La questione commerciale rende più cupo il clima in Svizzera, e finisce per indebolire il franco. All’inizio del mese è entrata in vigore la tariffa del 39% imposta da Trump sulla Svizzera, l’aliquota più alta applicata a qualsiasi economia sviluppata. Questa tariffa rappresenta una grave minaccia per le imprese e l’economia elvetica, visto che gli Stati Uniti rappresentano circa il 17% delle esportazioni totali del Paese.
Una telefonata con la presidente elvetica Karin Keller-Sutter sarebbe andata malissimo, scavando una frattura profonda tra i due “numeri uno”. Tuttavia i funzionari svizzeri stanno cercando di raggiungere un’intesa con l’amministrazione Trump, con l’obiettivo di garantire un nuovo accordo entro ottobre. Ma intanto l’indice del sentiment degli investitori svizzeri è crollato a -53,8 ad agosto, il livello più basso da novembre 2022, proprio per via dei dazi statunitensi.

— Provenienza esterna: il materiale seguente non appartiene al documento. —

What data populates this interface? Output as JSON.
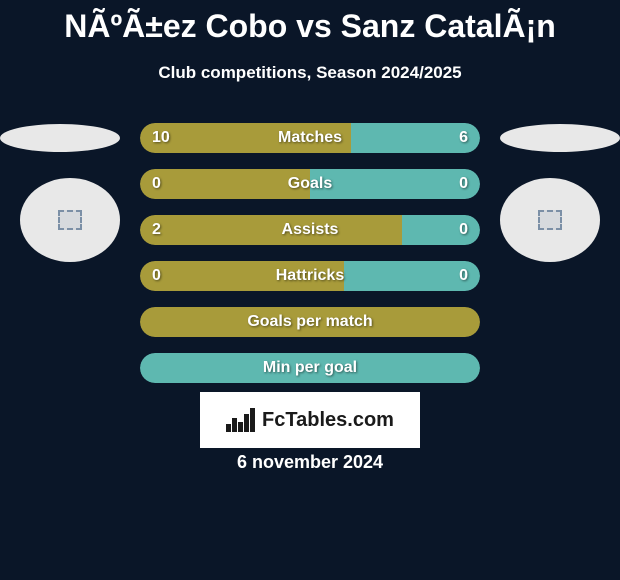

Nel frattempo, l’inflazione è rimasta ben al di sotto dell’obiettivo del 2% della Banca nazionale svizzera, mentre i dati flash hanno mostrato che il PIL è cresciuto a malapena nel secondo trimestre, rafforzando la tesi di un ulteriore allentamento monetario da parte della BNS, che potrebbe riportare i tassi di interesse in territorio negativo.
In questo scenario, il franco svizzero viaggia verso 0,805 per dollaro (), ma continua a muoversi in un canale laterale compreso tra 0,800 e 0,811 da circa un mese.
Da inizio anno il franco si è apprezzato del 12%, acquisendo una forza notevole che preoccupa la BNS (un franco troppo forte penalizza ulteriormente l’export).